A parte positiva dessa obra é a escrita da autora. Becky sabe como escrever para o público jovem, com uma narrativa leve, envolvente, direta e fluida, e com uma linguagem simples. E ainda aborda temas pertinentes da idade, fazendo com que o público alvo consiga se identificar com alguns personagens ou situações que eles estão vivenciando ou já vivenciaram. E isso é sempre interessante de se ver em livros jovens adultos.
Outro ponto que eu gostei muito foi rever alguns personagens queridos que já tinham aparecido no volume anterior. Suas participações foram grandes e de fundamental importância para o desenrolar desta trama e amei isso. Admito que estava com muitas saudades de Simon e sua turma, então amei acompanhá-los vivendo o depois daquele final.
Algo que realmente adoro em Albertalli é que ela traz personagens bem gente como a gente, e também muita representatividade, e os que infelizmente muitas vezes são considerados “diferentes” por pessoas mais conservadoras ou simplesmente ridículas, e trata todos como devem ser tratados: de forma normal. Claro que na vida real muita gente enfrenta problemas com esse tipo de indivíduo que não aceita que todos somos mesmo diferentes, mas de um jeito normal, e temos os mesmos direitos e devemos ser tratados da mesma forma.
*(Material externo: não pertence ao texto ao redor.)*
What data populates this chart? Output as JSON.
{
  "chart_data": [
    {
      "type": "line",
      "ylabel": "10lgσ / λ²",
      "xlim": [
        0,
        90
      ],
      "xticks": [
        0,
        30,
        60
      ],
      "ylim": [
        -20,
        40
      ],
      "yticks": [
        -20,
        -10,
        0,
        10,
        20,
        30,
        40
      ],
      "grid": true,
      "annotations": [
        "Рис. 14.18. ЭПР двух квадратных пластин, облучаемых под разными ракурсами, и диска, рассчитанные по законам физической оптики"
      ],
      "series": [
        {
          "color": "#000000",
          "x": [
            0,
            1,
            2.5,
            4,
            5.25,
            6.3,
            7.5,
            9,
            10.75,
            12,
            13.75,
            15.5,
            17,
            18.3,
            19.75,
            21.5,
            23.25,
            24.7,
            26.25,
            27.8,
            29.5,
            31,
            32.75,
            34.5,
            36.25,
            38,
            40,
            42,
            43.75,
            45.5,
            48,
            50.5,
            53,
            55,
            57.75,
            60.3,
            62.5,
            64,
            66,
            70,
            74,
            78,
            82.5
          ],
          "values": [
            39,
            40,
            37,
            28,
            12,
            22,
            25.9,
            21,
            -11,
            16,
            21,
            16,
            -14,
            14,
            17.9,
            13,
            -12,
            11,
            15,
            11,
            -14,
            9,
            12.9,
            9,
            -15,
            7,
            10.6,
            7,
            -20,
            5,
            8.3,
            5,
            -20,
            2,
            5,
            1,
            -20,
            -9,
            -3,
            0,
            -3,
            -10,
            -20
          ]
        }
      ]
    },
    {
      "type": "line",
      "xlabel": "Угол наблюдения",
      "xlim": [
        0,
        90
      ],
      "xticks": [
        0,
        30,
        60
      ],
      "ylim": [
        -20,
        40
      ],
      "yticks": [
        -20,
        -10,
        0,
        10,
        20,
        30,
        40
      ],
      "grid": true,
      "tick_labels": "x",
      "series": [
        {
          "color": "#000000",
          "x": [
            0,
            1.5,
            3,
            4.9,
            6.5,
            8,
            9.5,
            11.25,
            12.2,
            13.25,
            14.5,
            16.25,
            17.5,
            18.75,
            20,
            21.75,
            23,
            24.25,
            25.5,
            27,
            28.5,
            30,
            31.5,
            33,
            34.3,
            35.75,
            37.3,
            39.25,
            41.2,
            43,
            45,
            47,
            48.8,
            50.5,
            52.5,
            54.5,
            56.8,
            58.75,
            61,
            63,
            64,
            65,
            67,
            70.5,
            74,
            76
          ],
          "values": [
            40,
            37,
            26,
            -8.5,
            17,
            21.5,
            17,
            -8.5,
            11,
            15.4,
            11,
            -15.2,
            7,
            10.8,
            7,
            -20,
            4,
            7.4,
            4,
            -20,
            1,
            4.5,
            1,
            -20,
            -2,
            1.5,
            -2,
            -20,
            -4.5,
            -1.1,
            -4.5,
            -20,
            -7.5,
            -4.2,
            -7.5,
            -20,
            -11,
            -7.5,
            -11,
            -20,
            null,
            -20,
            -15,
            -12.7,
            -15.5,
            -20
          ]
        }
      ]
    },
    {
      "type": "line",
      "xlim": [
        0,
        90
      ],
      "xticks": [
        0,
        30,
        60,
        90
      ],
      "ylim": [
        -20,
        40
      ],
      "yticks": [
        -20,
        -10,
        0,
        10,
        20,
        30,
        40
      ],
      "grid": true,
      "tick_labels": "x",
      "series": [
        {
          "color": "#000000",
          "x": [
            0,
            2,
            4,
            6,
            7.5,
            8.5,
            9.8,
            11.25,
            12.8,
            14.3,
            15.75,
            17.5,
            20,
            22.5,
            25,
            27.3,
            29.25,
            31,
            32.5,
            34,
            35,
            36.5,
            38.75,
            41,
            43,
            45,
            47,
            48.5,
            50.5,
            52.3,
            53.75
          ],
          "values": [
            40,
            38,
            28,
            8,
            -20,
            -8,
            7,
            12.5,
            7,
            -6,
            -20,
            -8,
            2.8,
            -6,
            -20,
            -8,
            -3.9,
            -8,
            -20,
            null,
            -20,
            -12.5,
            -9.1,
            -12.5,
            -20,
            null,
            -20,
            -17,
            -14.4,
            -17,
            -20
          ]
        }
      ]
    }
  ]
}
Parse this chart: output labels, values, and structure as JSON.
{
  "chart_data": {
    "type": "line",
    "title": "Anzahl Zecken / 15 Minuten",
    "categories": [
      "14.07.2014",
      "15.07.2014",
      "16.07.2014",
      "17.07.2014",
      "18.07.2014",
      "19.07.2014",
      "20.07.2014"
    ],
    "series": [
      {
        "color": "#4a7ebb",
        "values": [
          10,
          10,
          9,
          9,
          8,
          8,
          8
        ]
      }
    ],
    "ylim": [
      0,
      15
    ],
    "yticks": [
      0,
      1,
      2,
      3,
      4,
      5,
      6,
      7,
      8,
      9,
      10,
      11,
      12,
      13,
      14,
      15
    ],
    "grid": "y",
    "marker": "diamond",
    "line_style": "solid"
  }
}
Mas vê-la abordando esses assuntos dessa forma dá esperança e um conforto no coração. E também inspira pessoas a serem melhores, com certeza.
Há um clima de despedida e saudosismo nessa leitura, já que os personagens estão se formando no ensino médio e se preparando para se mudar para a faculdade em outras cidades/estados. Então vemos como está sendo essa preparação para eles, seus sentimentos e como estão lidando com essa etapa de suma importância da vida.
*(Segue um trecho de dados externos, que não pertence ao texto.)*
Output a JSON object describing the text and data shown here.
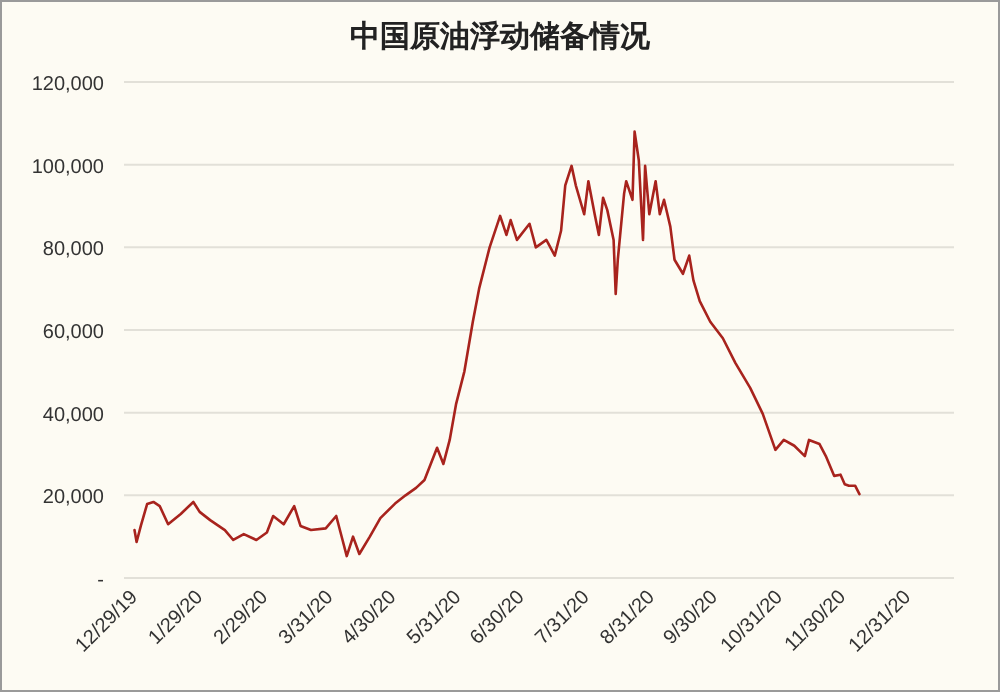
{
  "chart_data": {
    "type": "line",
    "title": "中国原油浮动储备情况",
    "x": [
      "2019-12-30",
      "2019-12-31",
      "2020-01-02",
      "2020-01-05",
      "2020-01-08",
      "2020-01-11",
      "2020-01-15",
      "2020-01-21",
      "2020-01-27",
      "2020-01-30",
      "2020-02-04",
      "2020-02-11",
      "2020-02-15",
      "2020-02-20",
      "2020-02-26",
      "2020-03-02",
      "2020-03-05",
      "2020-03-10",
      "2020-03-15",
      "2020-03-18",
      "2020-03-23",
      "2020-03-30",
      "2020-04-04",
      "2020-04-07",
      "2020-04-09",
      "2020-04-12",
      "2020-04-15",
      "2020-04-20",
      "2020-04-25",
      "2020-05-02",
      "2020-05-07",
      "2020-05-12",
      "2020-05-16",
      "2020-05-22",
      "2020-05-25",
      "2020-05-28",
      "2020-05-31",
      "2020-06-04",
      "2020-06-08",
      "2020-06-11",
      "2020-06-16",
      "2020-06-21",
      "2020-06-24",
      "2020-06-26",
      "2020-06-29",
      "2020-07-05",
      "2020-07-08",
      "2020-07-13",
      "2020-07-17",
      "2020-07-20",
      "2020-07-22",
      "2020-07-25",
      "2020-07-27",
      "2020-07-31",
      "2020-08-02",
      "2020-08-05",
      "2020-08-07",
      "2020-08-09",
      "2020-08-11",
      "2020-08-14",
      "2020-08-15",
      "2020-08-16",
      "2020-08-19",
      "2020-08-20",
      "2020-08-23",
      "2020-08-24",
      "2020-08-26",
      "2020-08-28",
      "2020-08-29",
      "2020-08-31",
      "2020-09-03",
      "2020-09-05",
      "2020-09-07",
      "2020-09-10",
      "2020-09-12",
      "2020-09-16",
      "2020-09-19",
      "2020-09-21",
      "2020-09-24",
      "2020-09-29",
      "2020-10-05",
      "2020-10-11",
      "2020-10-18",
      "2020-10-24",
      "2020-10-30",
      "2020-11-03",
      "2020-11-08",
      "2020-11-13",
      "2020-11-15",
      "2020-11-20",
      "2020-11-23",
      "2020-11-27",
      "2020-11-30",
      "2020-12-02",
      "2020-12-04",
      "2020-12-07",
      "2020-12-09"
    ],
    "series": [
      {
        "color": "#a8231d",
        "values": [
          11600,
          8700,
          12600,
          17900,
          18400,
          17400,
          13000,
          15500,
          18400,
          16000,
          14000,
          11600,
          9200,
          10600,
          9200,
          11000,
          15000,
          13000,
          17400,
          12600,
          11600,
          12000,
          15000,
          9200,
          5300,
          10000,
          5800,
          10000,
          14500,
          18000,
          20000,
          21800,
          23700,
          31500,
          27600,
          33400,
          42000,
          50000,
          62000,
          70000,
          80000,
          87600,
          83000,
          86600,
          81800,
          85700,
          80000,
          81800,
          78000,
          84000,
          95000,
          99700,
          95000,
          88000,
          96000,
          88000,
          83000,
          92000,
          89000,
          81800,
          68700,
          77000,
          93000,
          96000,
          91500,
          108000,
          101000,
          81800,
          99700,
          88000,
          96000,
          88000,
          91500,
          85000,
          77000,
          73600,
          78000,
          72000,
          67000,
          62000,
          58000,
          52000,
          46000,
          39700,
          31000,
          33400,
          32000,
          29500,
          33400,
          32400,
          29500,
          24700,
          25000,
          22700,
          22300,
          22300,
          20300
        ]
      }
    ],
    "xlim": [
      "2019-12-25",
      "2021-01-23"
    ],
    "xticks": [
      {
        "value": "2019-12-29",
        "label": "12/29/19"
      },
      {
        "value": "2020-01-29",
        "label": "1/29/20"
      },
      {
        "value": "2020-02-29",
        "label": "2/29/20"
      },
      {
        "value": "2020-03-31",
        "label": "3/31/20"
      },
      {
        "value": "2020-04-30",
        "label": "4/30/20"
      },
      {
        "value": "2020-05-31",
        "label": "5/31/20"
      },
      {
        "value": "2020-06-30",
        "label": "6/30/20"
      },
      {
        "value": "2020-07-31",
        "label": "7/31/20"
      },
      {
        "value": "2020-08-31",
        "label": "8/31/20"
      },
      {
        "value": "2020-09-30",
        "label": "9/30/20"
      },
      {
        "value": "2020-10-31",
        "label": "10/31/20"
      },
      {
        "value": "2020-11-30",
        "label": "11/30/20"
      },
      {
        "value": "2020-12-31",
        "label": "12/31/20"
      }
    ],
    "ylim": [
      0,
      120000
    ],
    "yticks": [
      {
        "value": 0,
        "label": "-"
      },
      {
        "value": 20000,
        "label": "20,000"
      },
      {
        "value": 40000,
        "label": "40,000"
      },
      {
        "value": 60000,
        "label": "60,000"
      },
      {
        "value": 80000,
        "label": "80,000"
      },
      {
        "value": 100000,
        "label": "100,000"
      },
      {
        "value": 120000,
        "label": "120,000"
      }
    ],
    "grid": "y"
  }
}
Mesmo com pontos positivos, não posso dizer que gostei muito desse livro, na verdade o considero mediano. Primeiro por causa da protagonista, que não é alguém com quem eu teria um relacionamento de amizade na vida real, já que não consigo me identificar com seu jeito de agir. Segundo porque acho que quando a obra estava se aproximando do desfecho, Becky deixou pontos que eram importantes meio que em aberto, dando uma finalização rápida ou nem comentando nada (e ainda forçou casais secundários). E terceiro porque achei o romance muito, muito, MUITO morno, sem graça e sem emoção. Daquele tipo que eu não ficava torcendo pelo casal ou esperando cenas delas juntas, etc.
Na verdade, até achei bem forçado para entregar uma ideia que a autora teve e quis desenvolvê-la aqui. As relações que foram surgindo e também se deteriorando conforme a leitura ia seguindo seu ritmo pareceram muito roteirizadas para caber no enredo, não soou natural ou interessante ao meu ponto de vista.
Gostava muito mais da outra ponta do triângulo amoroso, que inclusive era alguém com quem rolava um clima no volume anterior, e acho que no final a autora simplesmente deixou esse triângulo para lá e não lhe deu uma finalização digna. E se eu tivesse que escolher outra ponta do triângulo, em vez da que foi (com quem ela de fato ficou no fim), colocaria a Taylor no lugar. Acho que ficaria muito mais intrigante porque Leah e Taylor são bem diferentes, ia ser bem bacana vê-las sentindo algo uma pela outra e se relacionando, na minha opinião.
De qualquer forma, essa é uma leitura válida para os fãs de Becky Albertalli, para quem deseja conhecer seu trabalho, e também para quem nunca leu nada dela, mas busca uma obra jovem adulto leve, envolvente, com uma pitada divertida, personagens secundários adoráveis e um pano de fundo bem trabalhado e desenvolvido.